Oleh BAPAK JULIUS KARDINAL DARMAATMADJA, SJ
Pengantar
Judul ‘Bicara Dengan Hati’ “tentang kebenaran dalam kasih” (Ef 4:15) tersebut adalah judul dari pesan Paus Fransiskus untuk Hari Komunikasi Sedunia yang diperingati nanti tanggal 21 Mei, Minggu Paskah ke-7, atau Minggu sebelum Hari Raya Pentakosta. Komunikasi adalah salah satu ciri dari hidup kita sebagai manusia. Kita adalah makhluk sosial. Kita hidup dalam keluarga, atau dalam satu RT/RW. Lebih luas lagi kita warga bangsa Indonesia dan warga dunia. Sebagai orang Katolik kita adalah warga lingkungan, warga paroki dan warga Gereja Katolik se-Keuskupan dan anggota Gereja semesta yang dipimpin oleh Paus. Kita hidup tidak sendirian, dan kita menjalin relasi dan berkomunikasi satu dengan yang lain. Sebagai umat beriman Katolik, kita tahu bahwa relasi kita perlu bernafaskan kasih kepada Allah dan sesama. Sehingga komunikasi kita juga bernafaskan kasih satu sama lain. Inilah kualitas standar dari komunikasi kita dengan sesama.
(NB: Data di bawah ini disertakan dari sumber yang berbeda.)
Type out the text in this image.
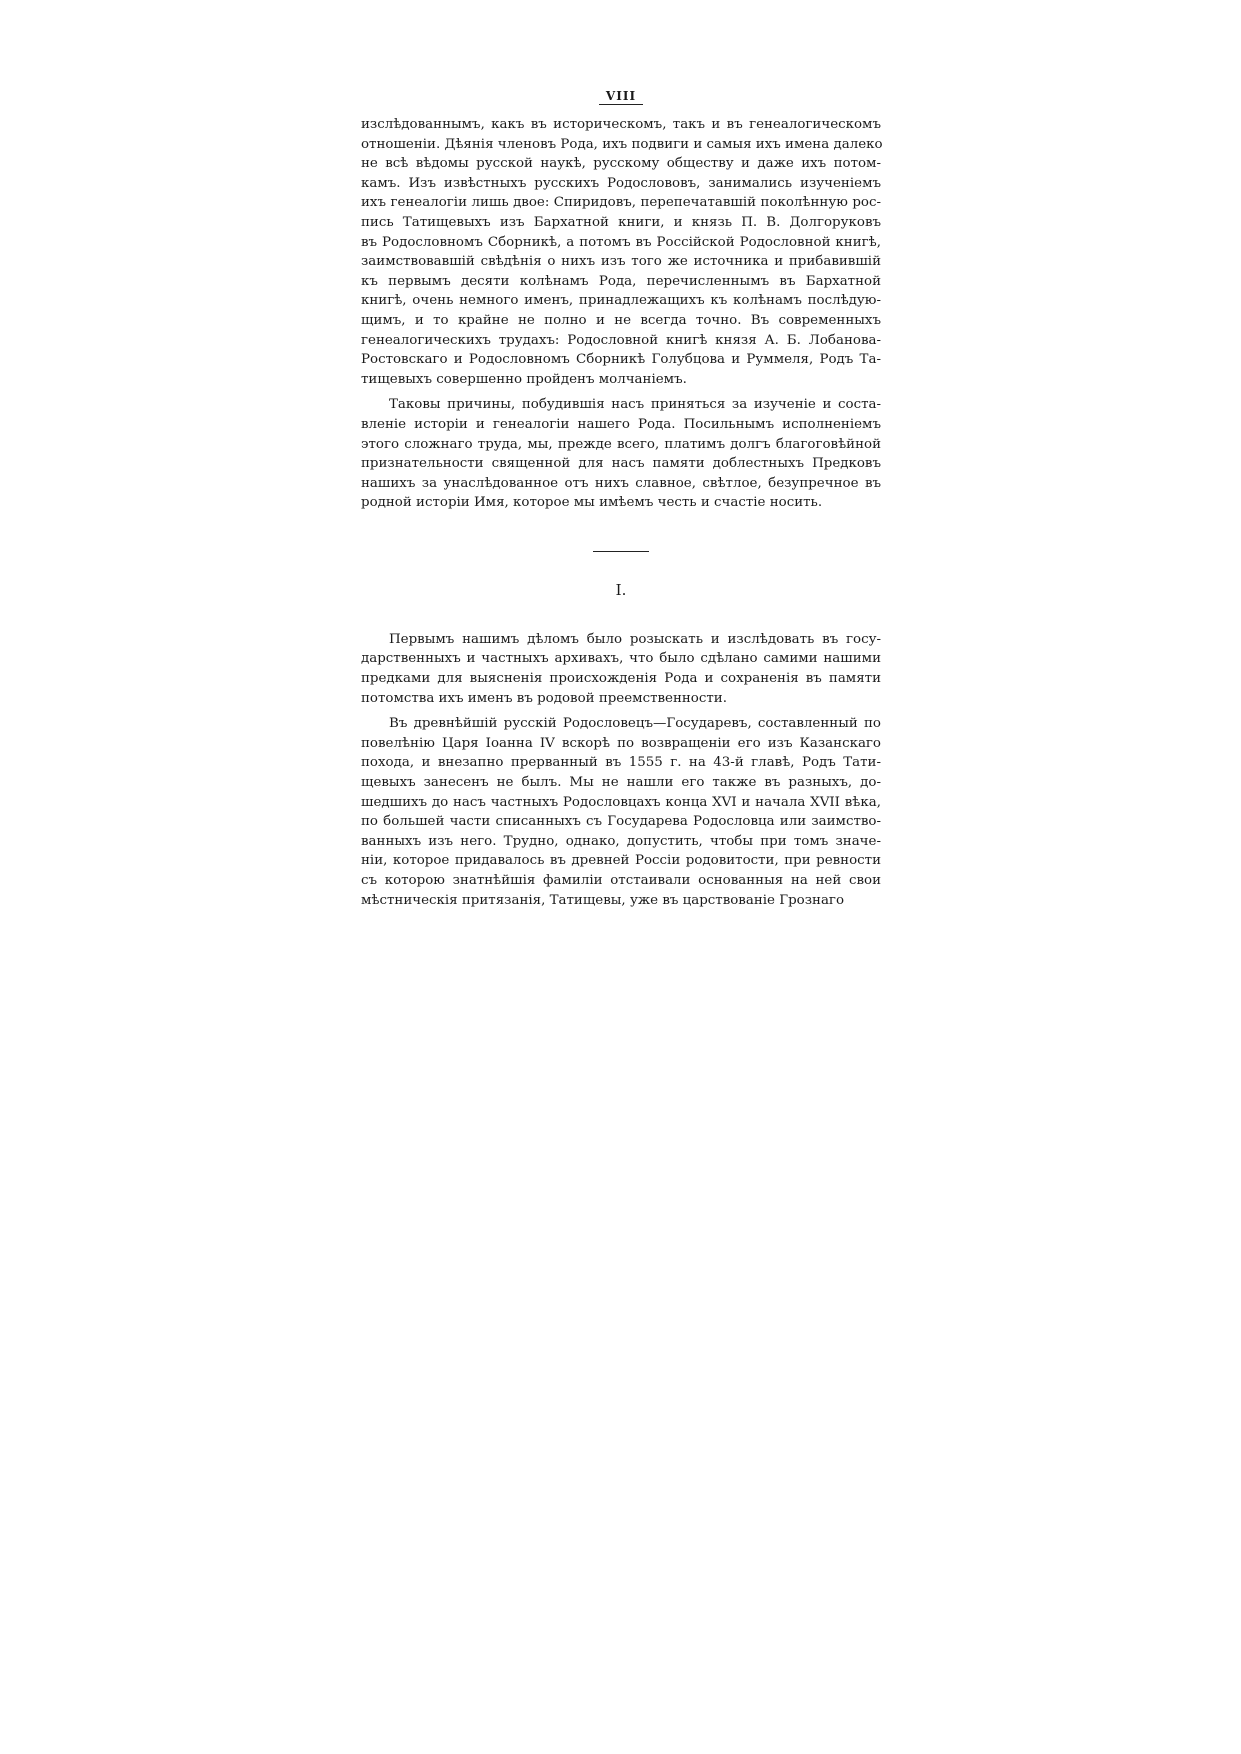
VIII

изслѣдованнымъ, какъ въ историческомъ, такъ и въ генеалогическомъ
отношеніи. Дѣянія членовъ Рода, ихъ подвиги и самыя ихъ имена далеко
не всѣ вѣдомы русской наукѣ, русскому обществу и даже ихъ потом-
камъ. Изъ извѣстныхъ русскихъ Родослововъ, занимались изученіемъ
ихъ генеалогіи лишь двое: Спиридовъ, перепечатавшій поколѣнную рос-
пись Татищевыхъ изъ Бархатной книги, и князь П. В. Долгоруковъ
въ Родословномъ Сборникѣ, а потомъ въ Россійской Родословной книгѣ,
заимствовавшій свѣдѣнія о нихъ изъ того же источника и прибавившій
къ первымъ десяти колѣнамъ Рода, перечисленнымъ въ Бархатной
книгѣ, очень немного именъ, принадлежащихъ къ колѣнамъ послѣдую-
щимъ, и то крайне не полно и не всегда точно. Въ современныхъ
генеалогическихъ трудахъ: Родословной книгѣ князя А. Б. Лобанова-
Ростовскаго и Родословномъ Сборникѣ Голубцова и Руммеля, Родъ Та-
тищевыхъ совершенно пройденъ молчаніемъ.

Таковы причины, побудившія насъ приняться за изученіе и соста-
вленіе исторіи и генеалогіи нашего Рода. Посильнымъ исполненіемъ
этого сложнаго труда, мы, прежде всего, платимъ долгъ благоговѣйной
признательности священной для насъ памяти доблестныхъ Предковъ
нашихъ за унаслѣдованное отъ нихъ славное, свѣтлое, безупречное въ
родной исторіи Имя, которое мы имѣемъ честь и счастіе носить.

I.

Первымъ нашимъ дѣломъ было розыскать и изслѣдовать въ госу-
дарственныхъ и частныхъ архивахъ, что было сдѣлано самими нашими
предками для выясненія происхожденія Рода и сохраненія въ памяти
потомства ихъ именъ въ родовой преемственности.

Въ древнѣйшій русскій Родословецъ—Государевъ, составленный по
повелѣнію Царя Іоанна IV вскорѣ по возвращеніи его изъ Казанскаго
похода, и внезапно прерванный въ 1555 г. на 43-й главѣ, Родъ Тати-
щевыхъ занесенъ не былъ. Мы не нашли его также въ разныхъ, до-
шедшихъ до насъ частныхъ Родословцахъ конца XVI и начала XVII вѣка,
по большей части списанныхъ съ Государева Родословца или заимство-
ванныхъ изъ него. Трудно, однако, допустить, чтобы при томъ значе-
ніи, которое придавалось въ древней Россіи родовитости, при ревности
съ которою знатнѣйшія фамиліи отстаивали основанныя на ней свои
мѣстническія притязанія, Татищевы, уже въ царствованіе Грознаго
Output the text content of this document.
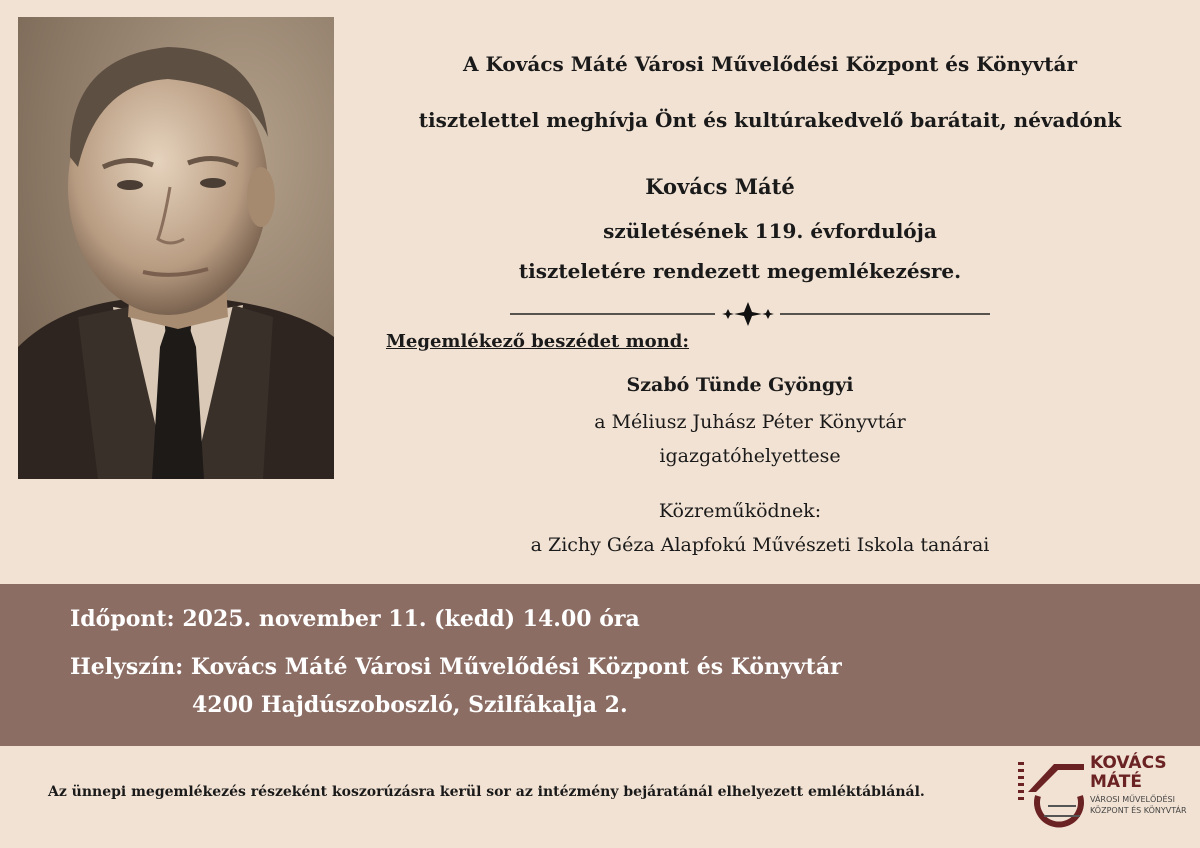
A Kovács Máté Városi Művelődési Központ és Könyvtár
tisztelettel meghívja Önt és kultúrakedvelő barátait, névadónk
Kovács Máté
születésének 119. évfordulója
tiszteletére rendezett megemlékezésre.
Megemlékező beszédet mond:
Szabó Tünde Gyöngyi
a Méliusz Juhász Péter Könyvtár
igazgatóhelyettese
Közreműködnek:
a Zichy Géza Alapfokú Művészeti Iskola tanárai
Időpont: 2025. november 11. (kedd) 14.00 óra
Helyszín: Kovács Máté Városi Művelődési Központ és Könyvtár
4200 Hajdúszoboszló, Szilfákalja 2.
Az ünnepi megemlékezés részeként koszorúzásra kerül sor az intézmény bejáratánál elhelyezett emléktáblánál.
KOVÁCS
MÁTÉ
VÁROSI MŰVELŐDÉSI
KÖZPONT ÉS KÖNYVTÁR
Konsili Vatikan II telah melihat bagaimana relasi kita antar manusia sudah mengalami perkembangan dengan adanya media massa. Sehingga Gereja sudah menerbitkan dokumen yang berjudul “Inter Mirifica.” (lihat https://www.vatican.va/archive/hist_councils/ii_vatican_council/documents/vat-ii_decree_19631204_inter-mirifica_en.html). Untuk meningkatkan kualitas komunikasi kita inilah maka Gereja (Paus Paulus VI) mulai mengadakan gerakan Hari Komunikkasi Sedunia pada tanggal 7 Mei 1967. (lihat https://www.vatican.va/content/paul-vi/en/messages/communications/documents/hf_p-vi_mes_19670507_i-com-day.html). Awalnya menyoroti bagaimana media massa berperan meluaskan komunikasi kita, dan bagaimana dapat menjadi sarana pewartaan. Setelah perjalanannya mengarungi zaman, tahun yang lalu Paus Fransiskus ingin mengajak kita menyempurnakan kualitas diri kita dalam berkomunikasi. Ia menunjukkan bahwa kualitas komunikasi, dan dengan demikian relasi kita satu sama lain, terletak dalam peran dari hati, yang merupakan pusat terdalam dari diri kita manusia. Maka tema tahun lalu adalah “Mendengarkan dengan telinga hati”. Majalah INSPIRASI, Mei tahun 2022 telah menyajikan sebagai tema pokok. (lihat Inspirasi no 213, Mei 2022). Orang mendengarkan, karena ada yang didengarkan, yaitu kata-kata dari orang yang berbicara. Maka Paus Fransiskus dalam pesannya bagi Hari Komunikasi sedunia Mei tahun 2023 sekarang ini (lihat https://www.google.com/search?q=Message+of+Pope+Francis+for+World+Communication+Day+2023&oq=Message+of+Pope+Francis+for+World+Communication+Day+2023&aqs=chrome..69i57j0i546l2.58223j0j7&sourceid=chrome&ie=UTF-8), memberi judul “Bicara dengan hati”, melengkapi saran dan uraiannya tahun yang lalu. Yang berbicara diharapkan dengan hati, demikian pula yang mendengarkan, ia mendengarkan dengan hati pula, sehingga terjadilah sungguh-sungguh apa yang disebut sebagai bicara dari hati ke hati. Ini biasanya terjadi antara mereka yang saling mencintai, antara anak dan ibunya, atau antara sahabat, yang saling membuka diri. Bahkan di lingkungan biarawan-biarawati, relasi Pimpinan Provinsi dengan anggotanya diharapkan begitu erat secara rohani, sehingga anggotanya dapat berbicara dengan hati seluas-luasnya dan sedalam dalamnya, sedangkan Pimpinan Provinsi mendengarkan dengan hati. Sehingga tidak salah atau keliru bimbingannya kepada anggotanya.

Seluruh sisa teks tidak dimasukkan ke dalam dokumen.